Yithro a appris que D.ieu qui nous a créés, récompense celui qui observe ses préceptes et se conforme à Sa volonté, et châtie celui qui suit les conseils du mauvais penchant. Il a entendu parler du passage de la Mer Rouge et de la bataille d’‘Amaleq, qui constituent les fondements de la foi.
On peut ainsi comprendre l’enseignement de nos Sages : “la subsistance quotidienne de l’homme offre autant de difficultés que le passage de la Mer Rouge” (Pessa’him 118a). Quel rapport entre les deux ? C’est que la subsistance constitue essentiellement une épreuve de foi : l’homme trouvera-t-il de quoi manger ? Comment arrivera-t-il à entretenir son foyer ? Cependant grâce à la foi, D.ieu accomplit des miracles, comme Il en a accompli le septième jour de Pessa’h sur la Mer Rouge en faveur des enfants d’Israël.
L’abondance de biens peut en outre faire passer au second plan l’étude de la Torah, voire l’éliminer complètement. Car “augmenter sa fortune, c’est augmenter ses soucis” (Pirqé Avoth 2:7). La foi disparaît alors graduellement.

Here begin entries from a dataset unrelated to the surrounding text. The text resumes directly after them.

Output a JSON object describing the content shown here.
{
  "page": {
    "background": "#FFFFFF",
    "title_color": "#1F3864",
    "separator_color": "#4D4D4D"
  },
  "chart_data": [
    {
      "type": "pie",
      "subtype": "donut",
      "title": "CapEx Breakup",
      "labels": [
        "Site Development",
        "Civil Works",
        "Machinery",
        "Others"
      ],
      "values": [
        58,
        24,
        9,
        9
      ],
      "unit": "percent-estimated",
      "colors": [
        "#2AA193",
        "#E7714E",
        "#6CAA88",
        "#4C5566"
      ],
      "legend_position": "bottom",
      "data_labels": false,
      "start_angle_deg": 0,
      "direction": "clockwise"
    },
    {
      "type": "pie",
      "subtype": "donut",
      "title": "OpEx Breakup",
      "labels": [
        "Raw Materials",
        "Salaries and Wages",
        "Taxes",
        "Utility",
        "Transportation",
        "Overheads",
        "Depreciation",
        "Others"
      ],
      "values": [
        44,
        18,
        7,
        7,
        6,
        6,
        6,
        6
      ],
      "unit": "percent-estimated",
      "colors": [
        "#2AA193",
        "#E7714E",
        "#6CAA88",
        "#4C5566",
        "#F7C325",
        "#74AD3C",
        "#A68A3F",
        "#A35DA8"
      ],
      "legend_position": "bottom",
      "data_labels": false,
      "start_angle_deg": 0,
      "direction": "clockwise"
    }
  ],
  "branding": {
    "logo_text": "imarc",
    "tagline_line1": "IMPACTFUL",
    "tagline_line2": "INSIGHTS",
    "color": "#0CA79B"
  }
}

L’homme ne doit pas prier exclusivement pour la subsistance quotidienne, mais implorer D.ieu de l’aider à étudier assidûment la Torah et ne pas être éprouvé dans son gagne-pain. Et si D.ieu n’exauce pas ses vœux, il ne doit surtout pas se révolter contre Lui.
On peut ainsi mieux comprendre l’enseignement du Arizal, selon lequel le septième jour de Pessa’h constitue en quelque sorte le jour de la naissance.
L’éveil partiel suscité au début de la fête se poursuit après cette fête, tout comme l’allaitement après la naissance. Le septième jour de Pessa’h marque la naissance de la foi, mais de même qu’on ne peut concevoir une naissance sans grossesse, de même on ne peut concevoir la foi sans une préparation. Le dernier jour de la fête éclaire ainsi l’homme pendant toute l’année.
La plupart des commentateurs se posent la question : “Pourquoi lors du don de la Torah, D-ieu a-t-Il dit aux enfants d’Israël : “Je suis l’Éternel, ton D.ieu, qui t’ai fait sortir du pays d’Égypte” (Exode 20:2), et non “qui t’ai créé et qui ai créé le Ciel et la terre.” C’est qu’à notre avis, D.ieu a essentiellement accompli des miracles pour que l’univers ait foi en Lui, et sache que c’est Lui qui a créé le ciel et la terre. S’Il n’avait pas accompli le miracle de la sortie d’Égypte, on aurait pu penser qu’il existe, à D.ieu ne plaise, deux autorités séparées, et on n’aurait pas cru que c’est Lui qui a créé le ciel et la terre.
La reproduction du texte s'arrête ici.